Source: Richard Wareham Fotografie / Alamy Stock Photo

Steve McQueen

The Dublin International Film Festival (DIFF) has abandoned plans to host a hybrid event in March and will instead move entirely online due to ongoing Covid-19 restrictions.

The 19th edition of the festival was due to run March 3-14, with plans to mix cinema, drive-in and virtual screenings, closing with the world premiere of Rachel Carey comedy Deadly Cuts.

But with cinemas in Ireland remaining closed due to the virus crisis and lockdown restrictions extended this week until March 5, festival organisers have taken the decision to move all activity to its new online platform.

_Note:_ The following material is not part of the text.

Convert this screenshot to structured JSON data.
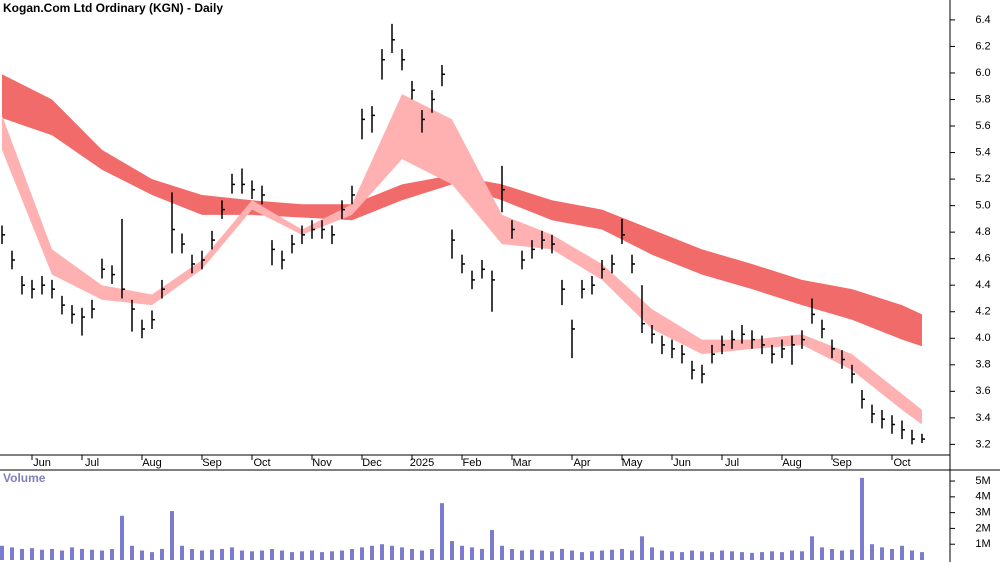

However, in a boost for the festival, DIFF has secured an in-conversation event between Oscar-winning filmmaker Steve McQueen and Irish writer-director Mark O’Halloran. McQueen, whose Small Axe anthology has awards season buzz, said: “Since my first film, Hunger, I have formed many special bonds with my Irish collaborators. I look forward to talking to Mark about storytelling and to a virtual visit with my friends in Ireland.”

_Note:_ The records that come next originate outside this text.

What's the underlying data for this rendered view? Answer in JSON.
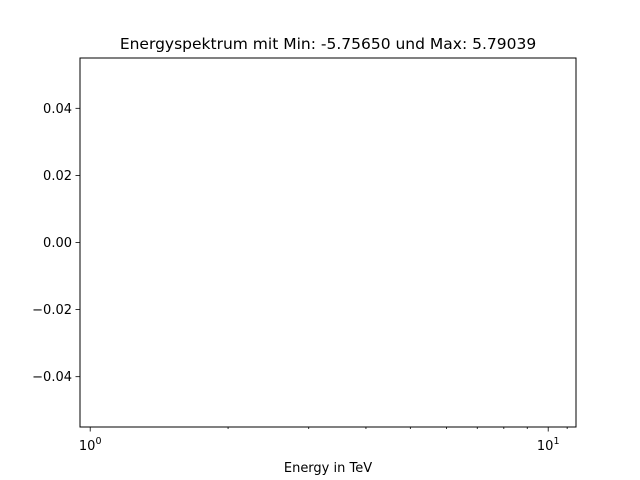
{
  "chart_data": {
    "type": "line",
    "title": "Energyspektrum mit Min: -5.75650 und Max: 5.79039",
    "xlabel": "Energy in TeV",
    "ylabel": "",
    "x_scale": "log",
    "xlim": [
      0.95,
      11.5
    ],
    "ylim": [
      -0.055,
      0.055
    ],
    "x_major_ticks": [
      {
        "value": 1,
        "base": "10",
        "exp": "0"
      },
      {
        "value": 10,
        "base": "10",
        "exp": "1"
      }
    ],
    "x_minor_ticks": [
      2,
      3,
      4,
      5,
      6,
      7,
      8,
      9,
      11
    ],
    "y_ticks": [
      {
        "value": 0.04,
        "label": "0.04"
      },
      {
        "value": 0.02,
        "label": "0.02"
      },
      {
        "value": 0.0,
        "label": "0.00"
      },
      {
        "value": -0.02,
        "label": "−0.02"
      },
      {
        "value": -0.04,
        "label": "−0.04"
      }
    ],
    "series": [],
    "grid": false,
    "legend": "none"
  }
}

DIFF festival director Grainne Humphreys told Screen that her team had been working to secure titles for the online version of the event since realising it may need to go virtual in mid-January.

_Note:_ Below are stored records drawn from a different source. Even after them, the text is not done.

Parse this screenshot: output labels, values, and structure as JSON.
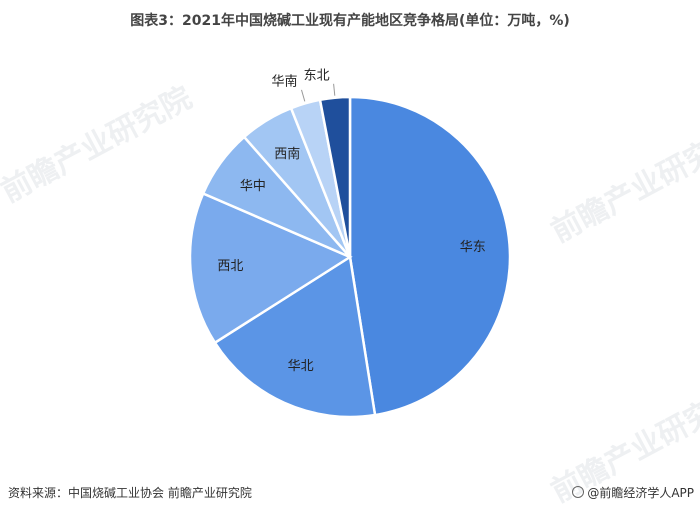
{
  "title": "图表3：2021年中国烧碱工业现有产能地区竞争格局(单位：万吨，%)",
  "source": "资料来源：中国烧碱工业协会 前瞻产业研究院",
  "brand": "@前瞻经济学人APP",
  "watermark": "前瞻产业研究院",
  "chart_data": {
    "type": "pie",
    "start_angle_deg": 0,
    "direction": "clockwise",
    "slices": [
      {
        "label": "华东",
        "value": 47.5,
        "color": "#4a88e0"
      },
      {
        "label": "华北",
        "value": 18.5,
        "color": "#5b95e6"
      },
      {
        "label": "西北",
        "value": 15.5,
        "color": "#7aaaed"
      },
      {
        "label": "华中",
        "value": 7.0,
        "color": "#8db8f0"
      },
      {
        "label": "西南",
        "value": 5.5,
        "color": "#a2c6f3"
      },
      {
        "label": "华南",
        "value": 3.0,
        "color": "#b8d3f6"
      },
      {
        "label": "东北",
        "value": 3.0,
        "color": "#1f4f9c"
      }
    ],
    "legend": "none"
  }
}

“We have been waiting to get a sense of whether cinemas would re-open and that became more apparent with the changes in the numbers of [Covid-19] cases, which was probably around the second week of January,” said Humphreys.

“So we really started to explore how much of the programme we could save or move online about a week ago and have spent that time trying to put our programme into another format.”

Humphreys said that the events of the past year had prepared distributors, sales agents and filmmakers for such an eventuality. “They’ve either done it before with other festivals or know it might be a possibility,” said the festival director. “It’s not quite as dramatic a move as it might have been last September say.”

Humphreys added that she was “excited” for the virtual festival and said: “It’s actually a good opportunity to bring in new audiences, who might have perceptions of film festivals as covens of geeks. I hope that changes.

“During the festival itself, I’ll miss that slightly scatty running around from venue to venue, meeting excited filmmakers and enthusiastic audiences, telling me how many films they’re seeing. But I’m really happy with the programming, having previously been concerned – around September – thinking ‘Where are these films, and when are they arriving?’.

“Our programme will be smaller but it’s very close to what we would have shown if all the cinemas had been open. The challenge is now encouraging our usual audiences and new ones too to come join us.”

The full programme will be announced on February 3 for the festival, which will retain its March 3-14 dates.